A letter writer, a patient at Morganton, writes that the insane asylum is not so bad as Tom Jimison had made it out to be in his January series of articles on the establishment. Among other salutary benefits, the patient contends, metrazol was performing wonders for the diseased minds habituating the place. Metrazol is the proprietary name for leptazol, which, by any other name, is a drug which stimulates respiratory and motor activity to the point that convulsions result. It was once thought that these convulsions were good to inhibit or control the process by which chemicals in the brain produce memory, thought thus ameliorative of psychiatric disorders, a process similar to the other archaic form of treatment along the same lines, shock therapy.

The patient also, among other opinions held certainly, attributes the high auto accident rate in North Carolina to "drunkenness and lewd women".

Not to mention being plain nuts and having memory traces erased by wunder-drugs such as leptazol.

"Well, officer, green means 'go', as I, and no doubt you, were taught. Therefore, when I saw the golf course, I had but one conclusion formed in my mind."

"No sir, the yellow grass would mean exercise caution but proceed anyway."

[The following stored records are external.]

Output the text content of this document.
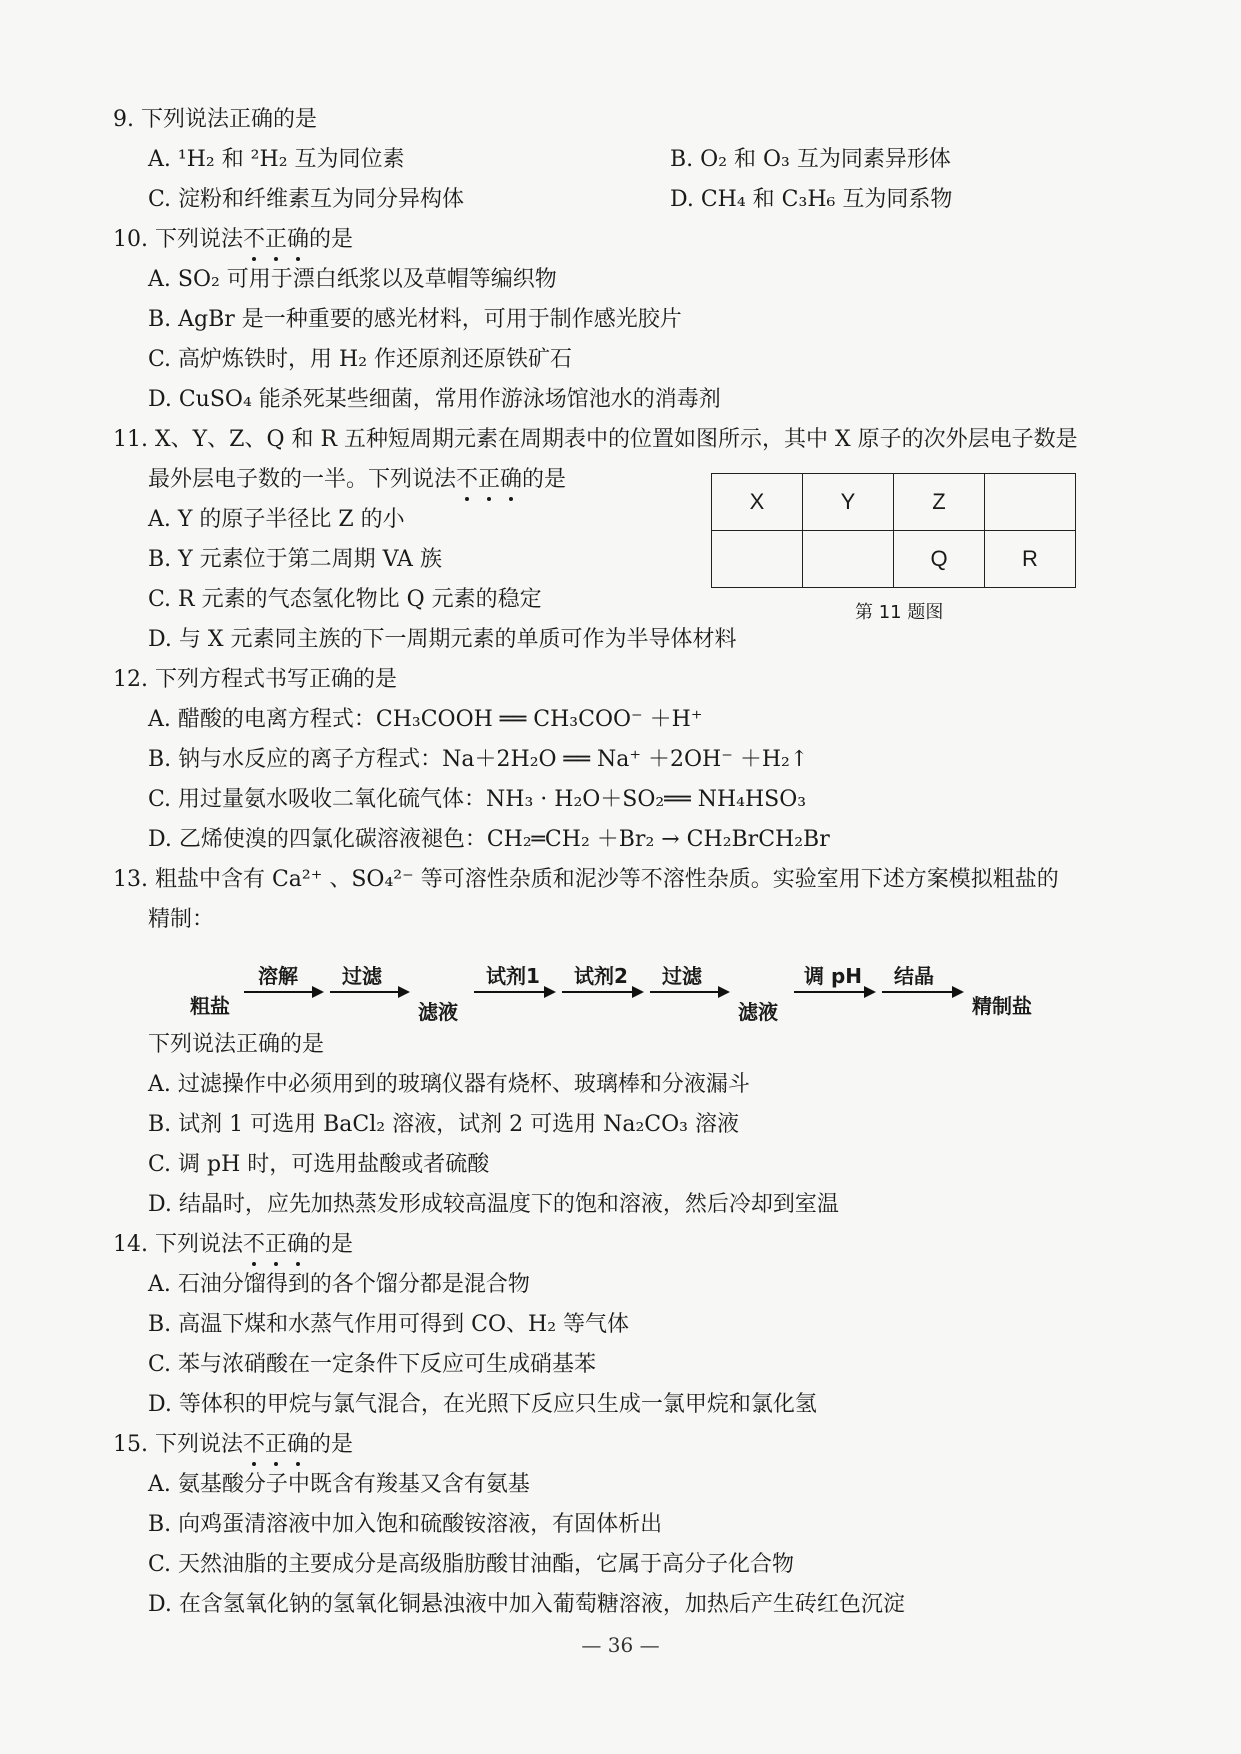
9. 下列说法正确的是
A. ¹H₂ 和 ²H₂ 互为同位素	B. O₂ 和 O₃ 互为同素异形体
C. 淀粉和纤维素互为同分异构体	D. CH₄ 和 C₃H₆ 互为同系物
10. 下列说法不正确
的是
A. SO₂ 可用于漂白纸浆以及草帽等编织物
B. AgBr 是一种重要的感光材料，可用于制作感光胶片
C. 高炉炼铁时，用 H₂ 作还原剂还原铁矿石
D. CuSO₄ 能杀死某些细菌，常用作游泳场馆池水的消毒剂
11. X、Y、Z、Q 和 R 五种短周期元素在周期表中的位置如图所示，其中 X 原子的次外层电子数是
最外层电子数的一半。下列说法不正确
的是
A. Y 的原子半径比 Z 的小
B. Y 元素位于第二周期 VA 族
C. R 元素的气态氢化物比 Q 元素的稳定
D. 与 X 元素同主族的下一周期元素的单质可作为半导体材料
X	Y	Z	
		Q	R
第 11 题图
12. 下列方程式书写正确的是
A. 醋酸的电离方程式：CH₃COOH ══ CH₃COO⁻ ＋H⁺
B. 钠与水反应的离子方程式：Na＋2H₂O ══ Na⁺ ＋2OH⁻ ＋H₂↑
C. 用过量氨水吸收二氧化硫气体：NH₃ · H₂O＋SO₂══ NH₄HSO₃
D. 乙烯使溴的四氯化碳溶液褪色：CH₂═CH₂ ＋Br₂ → CH₂BrCH₂Br
13. 粗盐中含有 Ca²⁺ 、SO₄²⁻ 等可溶性杂质和泥沙等不溶性杂质。实验室用下述方案模拟粗盐的
精制：
粗盐
溶解 过滤
滤液
试剂1 试剂2 过滤
滤液
调 pH 结晶
精制盐
下列说法正确的是
A. 过滤操作中必须用到的玻璃仪器有烧杯、玻璃棒和分液漏斗
B. 试剂 1 可选用 BaCl₂ 溶液，试剂 2 可选用 Na₂CO₃ 溶液
C. 调 pH 时，可选用盐酸或者硫酸
D. 结晶时，应先加热蒸发形成较高温度下的饱和溶液，然后冷却到室温
14. 下列说法不正确
的是
A. 石油分馏得到的各个馏分都是混合物
B. 高温下煤和水蒸气作用可得到 CO、H₂ 等气体
C. 苯与浓硝酸在一定条件下反应可生成硝基苯
D. 等体积的甲烷与氯气混合，在光照下反应只生成一氯甲烷和氯化氢
15. 下列说法不正确
的是
A. 氨基酸分子中既含有羧基又含有氨基
B. 向鸡蛋清溶液中加入饱和硫酸铵溶液，有固体析出
C. 天然油脂的主要成分是高级脂肪酸甘油酯，它属于高分子化合物
D. 在含氢氧化钠的氢氧化铜悬浊液中加入葡萄糖溶液，加热后产生砖红色沉淀
— 36 —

"What? You're just silly. There's no such thing as red grass."

"Yes, as a matter of fact, I got the par four on 9, through the water trap and over the sand completely on 10."

"Thank you, too. I am studying art at the community college night classes, and you're so right, the skid-marks between those two holes do appear to form the figure of a woman."

"No, she isn't. The trees form the top and skirt. You're just being downright naughty, now."